In Figure S2 different window sizes are shown to affect the ScanFold structural maps generated for the VEGFA riboswitch region. Here the Translation Permissive (TP) conformer of the VEGFA riboswitch is detected by window size 100 nt and only partially by window size 150 nt, while a window size of 200 or 40 nt fails to accurately detect the known model. This example illustrates that a window size between 100 and 150 nt is generally best for identifying and modeling functional structures, but in a case dependent manner.

Window sizes deviating from the optimal range between 100 and 150 nt do have potential applications. Smaller window sizes can be useful if specifically looking to identify motifs composed of smaller hairpins.
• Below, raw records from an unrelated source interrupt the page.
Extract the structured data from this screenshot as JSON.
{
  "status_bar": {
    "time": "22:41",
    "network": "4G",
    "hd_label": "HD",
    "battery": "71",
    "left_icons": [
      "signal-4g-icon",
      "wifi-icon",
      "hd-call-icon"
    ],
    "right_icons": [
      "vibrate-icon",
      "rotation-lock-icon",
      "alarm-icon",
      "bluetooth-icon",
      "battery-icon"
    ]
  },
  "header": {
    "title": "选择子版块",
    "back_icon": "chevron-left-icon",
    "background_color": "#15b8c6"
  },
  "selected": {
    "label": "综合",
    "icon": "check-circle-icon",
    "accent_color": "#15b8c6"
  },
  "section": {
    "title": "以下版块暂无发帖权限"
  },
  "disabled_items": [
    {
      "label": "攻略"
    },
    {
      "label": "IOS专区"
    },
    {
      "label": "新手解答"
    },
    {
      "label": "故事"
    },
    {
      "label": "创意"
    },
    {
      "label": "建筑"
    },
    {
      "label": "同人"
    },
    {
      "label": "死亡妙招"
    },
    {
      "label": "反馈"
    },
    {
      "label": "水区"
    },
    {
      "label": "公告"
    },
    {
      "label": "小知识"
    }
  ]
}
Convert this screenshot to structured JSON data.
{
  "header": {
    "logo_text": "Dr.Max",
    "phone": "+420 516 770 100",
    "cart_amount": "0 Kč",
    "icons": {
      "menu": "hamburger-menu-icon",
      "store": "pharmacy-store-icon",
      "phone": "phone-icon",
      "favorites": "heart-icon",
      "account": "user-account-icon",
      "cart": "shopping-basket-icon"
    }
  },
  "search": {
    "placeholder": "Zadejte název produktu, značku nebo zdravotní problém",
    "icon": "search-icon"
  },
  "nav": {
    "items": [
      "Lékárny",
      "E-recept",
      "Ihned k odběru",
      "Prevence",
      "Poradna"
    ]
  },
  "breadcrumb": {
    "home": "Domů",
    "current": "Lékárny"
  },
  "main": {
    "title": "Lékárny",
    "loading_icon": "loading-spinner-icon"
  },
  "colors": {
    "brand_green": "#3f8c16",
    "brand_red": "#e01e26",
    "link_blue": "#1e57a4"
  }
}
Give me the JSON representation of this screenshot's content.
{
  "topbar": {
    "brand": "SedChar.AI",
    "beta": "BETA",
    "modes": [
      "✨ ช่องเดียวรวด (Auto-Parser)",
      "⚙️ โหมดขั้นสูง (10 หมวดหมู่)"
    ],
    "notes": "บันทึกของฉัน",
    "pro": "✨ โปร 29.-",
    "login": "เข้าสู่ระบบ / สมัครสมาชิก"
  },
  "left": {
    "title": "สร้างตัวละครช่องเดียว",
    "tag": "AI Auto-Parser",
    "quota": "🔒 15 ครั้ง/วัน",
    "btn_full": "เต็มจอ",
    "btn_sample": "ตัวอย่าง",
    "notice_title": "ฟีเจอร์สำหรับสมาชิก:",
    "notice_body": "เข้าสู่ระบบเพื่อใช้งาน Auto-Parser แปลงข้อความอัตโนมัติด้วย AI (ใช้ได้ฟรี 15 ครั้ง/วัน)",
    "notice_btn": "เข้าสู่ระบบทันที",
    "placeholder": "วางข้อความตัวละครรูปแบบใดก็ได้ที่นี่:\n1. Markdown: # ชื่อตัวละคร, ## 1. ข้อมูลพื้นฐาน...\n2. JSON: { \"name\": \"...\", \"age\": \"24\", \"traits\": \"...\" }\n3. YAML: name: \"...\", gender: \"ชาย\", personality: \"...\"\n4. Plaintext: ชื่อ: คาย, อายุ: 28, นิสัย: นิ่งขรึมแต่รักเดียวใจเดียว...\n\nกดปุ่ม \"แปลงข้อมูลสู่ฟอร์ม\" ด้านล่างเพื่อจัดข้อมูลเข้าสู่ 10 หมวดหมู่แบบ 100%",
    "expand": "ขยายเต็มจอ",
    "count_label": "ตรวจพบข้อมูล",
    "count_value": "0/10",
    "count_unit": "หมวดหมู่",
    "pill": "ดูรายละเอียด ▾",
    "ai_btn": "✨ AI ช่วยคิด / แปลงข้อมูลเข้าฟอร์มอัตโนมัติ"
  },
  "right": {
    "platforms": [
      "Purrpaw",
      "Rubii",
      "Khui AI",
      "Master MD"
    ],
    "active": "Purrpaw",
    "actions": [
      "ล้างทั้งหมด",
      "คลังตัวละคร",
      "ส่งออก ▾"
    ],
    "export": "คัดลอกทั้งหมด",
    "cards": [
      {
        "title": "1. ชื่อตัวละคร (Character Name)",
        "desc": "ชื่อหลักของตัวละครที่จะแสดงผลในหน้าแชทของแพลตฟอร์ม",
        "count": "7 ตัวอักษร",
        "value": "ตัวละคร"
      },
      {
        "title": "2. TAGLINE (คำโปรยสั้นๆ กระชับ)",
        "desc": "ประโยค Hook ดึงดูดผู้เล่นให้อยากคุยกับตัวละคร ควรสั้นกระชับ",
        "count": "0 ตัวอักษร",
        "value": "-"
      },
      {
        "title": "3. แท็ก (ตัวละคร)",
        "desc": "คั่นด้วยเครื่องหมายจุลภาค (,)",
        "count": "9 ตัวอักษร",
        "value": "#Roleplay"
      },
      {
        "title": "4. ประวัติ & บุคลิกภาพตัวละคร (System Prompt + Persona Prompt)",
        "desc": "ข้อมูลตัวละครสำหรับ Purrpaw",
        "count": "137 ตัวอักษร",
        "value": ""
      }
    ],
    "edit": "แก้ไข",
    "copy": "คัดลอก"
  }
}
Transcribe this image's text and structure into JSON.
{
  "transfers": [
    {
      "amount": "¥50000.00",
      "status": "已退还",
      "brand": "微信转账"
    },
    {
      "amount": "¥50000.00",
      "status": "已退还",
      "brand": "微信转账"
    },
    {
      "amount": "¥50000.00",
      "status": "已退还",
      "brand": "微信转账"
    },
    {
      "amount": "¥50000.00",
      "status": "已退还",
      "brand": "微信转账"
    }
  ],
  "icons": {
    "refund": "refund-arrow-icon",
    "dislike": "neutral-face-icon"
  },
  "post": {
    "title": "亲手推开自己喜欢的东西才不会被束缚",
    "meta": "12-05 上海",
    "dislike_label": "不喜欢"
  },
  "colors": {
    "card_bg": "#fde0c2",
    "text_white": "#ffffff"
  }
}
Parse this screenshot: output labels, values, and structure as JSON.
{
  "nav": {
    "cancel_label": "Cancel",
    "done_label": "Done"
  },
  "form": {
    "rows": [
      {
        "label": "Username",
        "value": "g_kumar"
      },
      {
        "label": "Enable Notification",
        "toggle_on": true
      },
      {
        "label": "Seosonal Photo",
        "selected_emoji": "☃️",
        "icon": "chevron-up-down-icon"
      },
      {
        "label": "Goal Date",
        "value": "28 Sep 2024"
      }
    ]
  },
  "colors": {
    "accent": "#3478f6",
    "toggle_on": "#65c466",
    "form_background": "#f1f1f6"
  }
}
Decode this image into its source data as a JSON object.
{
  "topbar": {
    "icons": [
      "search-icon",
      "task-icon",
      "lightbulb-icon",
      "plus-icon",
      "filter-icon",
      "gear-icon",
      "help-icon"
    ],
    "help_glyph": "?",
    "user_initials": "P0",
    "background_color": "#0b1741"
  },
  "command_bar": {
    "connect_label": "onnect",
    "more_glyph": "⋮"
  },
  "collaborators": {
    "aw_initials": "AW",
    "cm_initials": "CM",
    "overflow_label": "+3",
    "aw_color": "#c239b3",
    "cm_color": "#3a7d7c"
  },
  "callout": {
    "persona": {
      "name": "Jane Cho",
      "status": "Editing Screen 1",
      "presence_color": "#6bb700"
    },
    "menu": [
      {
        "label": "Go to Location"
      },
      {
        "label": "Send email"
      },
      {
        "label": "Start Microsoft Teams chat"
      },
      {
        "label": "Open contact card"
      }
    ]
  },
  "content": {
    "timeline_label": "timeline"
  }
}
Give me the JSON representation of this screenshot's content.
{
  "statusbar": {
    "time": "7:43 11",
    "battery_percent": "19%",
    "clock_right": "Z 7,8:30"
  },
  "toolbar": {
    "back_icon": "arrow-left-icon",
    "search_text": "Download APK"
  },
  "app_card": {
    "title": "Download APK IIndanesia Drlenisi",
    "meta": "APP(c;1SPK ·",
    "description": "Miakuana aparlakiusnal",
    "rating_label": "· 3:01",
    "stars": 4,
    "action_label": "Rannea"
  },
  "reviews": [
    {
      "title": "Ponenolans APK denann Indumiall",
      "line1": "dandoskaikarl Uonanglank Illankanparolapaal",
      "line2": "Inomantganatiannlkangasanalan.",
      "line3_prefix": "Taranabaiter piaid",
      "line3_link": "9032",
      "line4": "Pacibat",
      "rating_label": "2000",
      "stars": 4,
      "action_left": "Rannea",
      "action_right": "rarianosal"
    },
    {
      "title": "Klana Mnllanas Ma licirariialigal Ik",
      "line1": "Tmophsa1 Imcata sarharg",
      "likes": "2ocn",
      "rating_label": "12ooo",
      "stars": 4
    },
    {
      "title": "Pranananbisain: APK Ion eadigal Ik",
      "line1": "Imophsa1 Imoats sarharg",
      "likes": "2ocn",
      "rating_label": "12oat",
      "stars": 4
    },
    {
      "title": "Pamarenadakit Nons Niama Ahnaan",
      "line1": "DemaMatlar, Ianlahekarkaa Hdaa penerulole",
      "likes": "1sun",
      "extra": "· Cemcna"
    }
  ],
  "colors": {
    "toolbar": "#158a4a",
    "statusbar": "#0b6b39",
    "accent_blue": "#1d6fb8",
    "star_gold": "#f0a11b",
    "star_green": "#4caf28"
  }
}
The same is also true for larger hairpins. For example, in the HIV-1 genome, ScanFold was only able to detect the small terminal hairpins present in the large functional structured RNA, known as the Rev response element (RRE), but was unable to detect the basal stem, which spans > 350 nt (this was detected with a window size of 600 nt; see section 3.3 for details). Such large stems are detectable only if they are less than or equal in size to the chosen window size. Because of this, it may be beneficial to run multiple window sizes to check if any large stems have been ordered to form. The ScanFold webserver can make the process of testing multiple window sizes easy, as multiple jobs can be run quite rapidly (when attempting to optimize multiple parameters it may be beneficial to use larger step sizes to speed up the process; see section 2.2.2 below).

2.2.2. Step size

The step size field (Fig. S1h) is an integer value which dictates the number of nucleotides the scanning window steps downstream (sometimes referred to as slide). The step size is the parameter most directly governing the number of windows generated throughout the scan (depending on the sequence length and window size; Eq. 3). A 1 nt step size is recommended to maximize the number of windows which cover each nucleotide during the scan. For a sequence length (L) of 350 nt and window length (W) of 120 nt, a step size of 1 vs. 10 nt would result in difference of 230 vs. 23 windows respectively.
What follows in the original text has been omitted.